Woran machen Sie fest, dass die freie Arztwahl die Ursache der Überlastung ist?

„Die freie Arztwahl ist so etwas wie die Lipizzaner oder die Neutralität. Das sind Dinge, die man nicht aufgibt.“ Pichlbauer bezieht sich auf Zahlen – rund 150 Millionen E-Card-Kontakte bei neun Millionen Einwohnern – und rechnet vor: „Wir gehen durchschnittlich 16 bis 18 Mal pro Jahr zu einem Arzt. Das ist drei bis vier Mal so viel wie in anderen High-Income-Ländern. Wir gehen elf Mal zum Allgemeinmediziner, sieben Mal zum Facharzt und vier Mal in die Spitalsambulanz.“

Sind wir kränker als andere?

„Würden wir tatsächlich so krank sein, dann müsste unsere Lebenserwartung bei 62 Jahren liegen und nicht bei 85. Also: Wir gehen einfach zum Arzt, weil wir wollen und das System gefälligst darauf zu reagieren hat.“ Das heimische System unterscheide, so Pichlbauer, nicht zwischen Bedarfen und Bedürfnissen. „Wenn Sie heute den Wunsch haben, zu einem Facharzt zu gehen, obwohl es offiziell nach allgemeinen Kriterien dafür keinen Grund gibt, dann ist es ein Bedürfnis und kein Bedarf.“ In einem solidarischen wie öffentlich-finanzierten Gesundheitssystem müsste der „Bedarf gedeckt werden und nicht die Bedürfnisse.“ Er habe als Arzt erlebt, dass um 3 Uhr morgens eine nervöse Mutter mit einer Gelse im Glas und ihrem schlafenden Kind im Arm einen serologischen Test erbat, um festzustellen, „ob es sich um keine Tsetse-Fliege handelt und das Kind unter der Schlafkrankheit leidet“.
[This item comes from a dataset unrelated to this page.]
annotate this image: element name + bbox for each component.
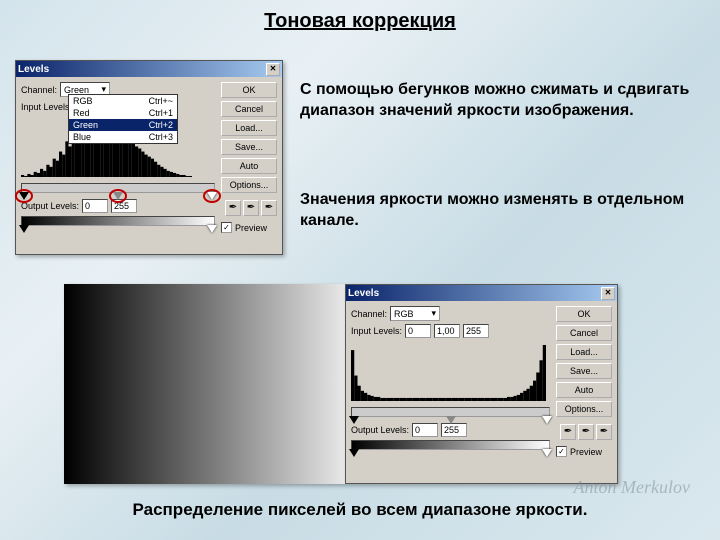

Könnten, wie diskutiert, höhere Sozialversicherungsbeiträge Menschen vom Rauchen oder fett Essen abhalten?

„Nein. Wir funktionieren über Anreize. Wunderschön sieht man das am  Mutter-Kind-Pass. Als die Zahlungen aufgehört haben, hatten wir einen riesigen Abfall bei der Zahl der Untersuchungen.“ Seit die Vorsorge an die Kinderbeihilfe gekoppelt ist, sei man wieder auf einem normalen Niveau, doch: „Jede Energie, die wir heute in die gesunde Erziehung stecken, klingt zwar toll, weil wir die Krankheiten der Zukunft vermeiden. Es wird nur keine Zukunft geben, wenn das System kollabiert ist  wegen der größten Wählerschicht.“ 

Die Pensionisten stellen ein Problem dar?
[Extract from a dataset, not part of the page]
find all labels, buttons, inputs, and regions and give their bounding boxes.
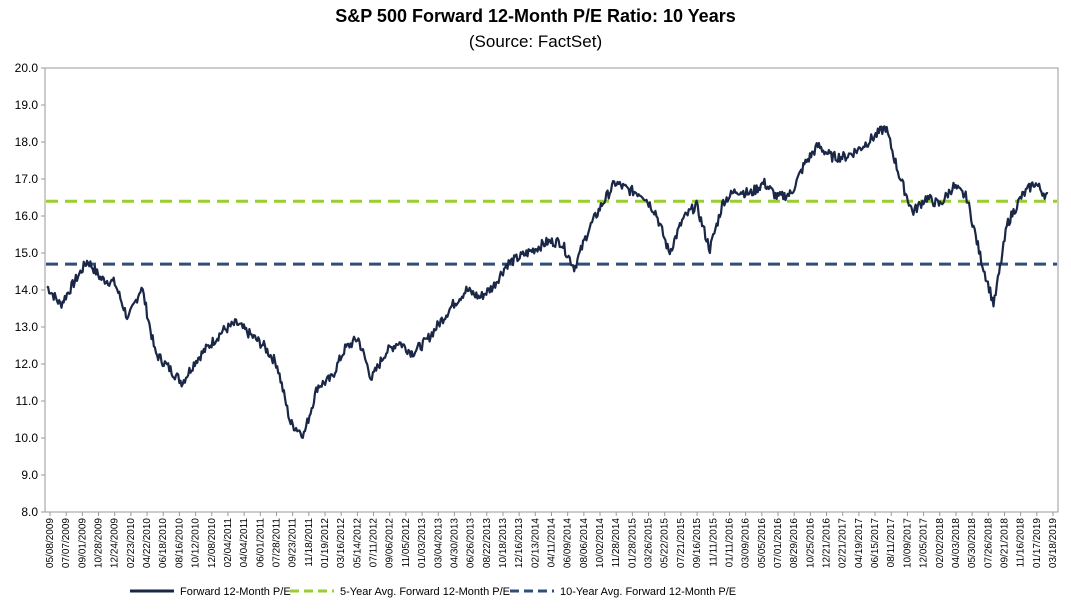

Die chronischen wie die zu erwartenden Erkrankungen der Baby-Boomer-Generation seien ein essenzielles Problem, so Pichlbauer. „Wir müssen die Über-60-Jährigen an die Kandare nehmen.“ Diese müssten „Profis ihrer eigene Gesundheit werden und nicht mit jedem Wehwehchen zu einem Facharzt laufen“. Dies helfe dem Gesundheitssystem mehr, als Zwölfjährige zu zwingen, einen Apfel zu essen.